Franchise Disclosure Document

Training 

The franchisor provides comprehensive training for new franchisees, covering various aspects essential for running a Miracle-Ear® Center. The training includes:

Initial Training Program

This program is mandatory for new franchisees and takes place at a mutually agreeable time and location, which may include the franchisor's home office or other designated places. The program covers the basics of franchise operation, including marketing, human resource management, business analysis, financial management, store planning, sales strategies, and information technology.

Continuing Education

Franchisees are required to attend additional courses, seminars, and training programs as deemed necessary by the franchisor. These may include license preparation courses, advanced fitting sessions, and other educational forums. The franchisor reserves the right to require franchisees and certain management-level employees to attend an annual national or regional meeting, seminar, or convention for training or business purposes.

Tailored Training

The New Franchisee Business Workshop is usually tailored to each franchisee's level of experience, business acumen, and other factors at the field manager's discretion. This ensures that the training is relevant and effective for each franchisee.

Territory protection

Miracle-Ear provides territorial protection to its franchisees as detailed in their Franchise Disclosure Document (FDD).

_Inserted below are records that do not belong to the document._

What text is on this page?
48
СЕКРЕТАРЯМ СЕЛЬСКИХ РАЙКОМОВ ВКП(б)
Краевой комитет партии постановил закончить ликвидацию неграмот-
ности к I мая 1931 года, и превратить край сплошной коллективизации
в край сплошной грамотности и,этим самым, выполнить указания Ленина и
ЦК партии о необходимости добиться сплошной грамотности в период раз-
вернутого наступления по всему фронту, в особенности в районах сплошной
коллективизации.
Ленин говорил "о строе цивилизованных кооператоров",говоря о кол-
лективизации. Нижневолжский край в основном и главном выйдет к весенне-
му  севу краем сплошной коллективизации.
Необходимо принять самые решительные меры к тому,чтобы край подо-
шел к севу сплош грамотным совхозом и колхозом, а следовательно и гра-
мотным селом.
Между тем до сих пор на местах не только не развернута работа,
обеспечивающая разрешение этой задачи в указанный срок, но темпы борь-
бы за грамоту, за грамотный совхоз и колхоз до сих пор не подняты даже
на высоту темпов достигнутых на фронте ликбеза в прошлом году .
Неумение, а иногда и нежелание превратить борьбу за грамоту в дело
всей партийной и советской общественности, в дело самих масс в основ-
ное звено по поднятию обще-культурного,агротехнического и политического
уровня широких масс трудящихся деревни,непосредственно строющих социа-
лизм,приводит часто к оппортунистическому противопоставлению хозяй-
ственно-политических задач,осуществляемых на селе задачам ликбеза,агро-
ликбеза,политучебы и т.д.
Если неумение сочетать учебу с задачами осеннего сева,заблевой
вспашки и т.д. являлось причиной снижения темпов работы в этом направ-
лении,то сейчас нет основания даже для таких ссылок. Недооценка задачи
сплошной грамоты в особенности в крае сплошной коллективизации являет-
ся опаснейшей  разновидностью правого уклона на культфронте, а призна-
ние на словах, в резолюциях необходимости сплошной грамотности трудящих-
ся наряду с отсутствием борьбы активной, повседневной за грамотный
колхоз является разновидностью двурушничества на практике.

The franchisor commits not to establish or allow any other entity to operate a Miracle-Ear Center using the proprietary marks within the franchisee's designated territory, as long as the franchisee complies with their Relocation Schedule and Development Schedule.

This territorial protection ensures that franchisees can operate without internal competition, contingent upon their adherence to the terms of the agreement and fulfillment of development and relocation obligations.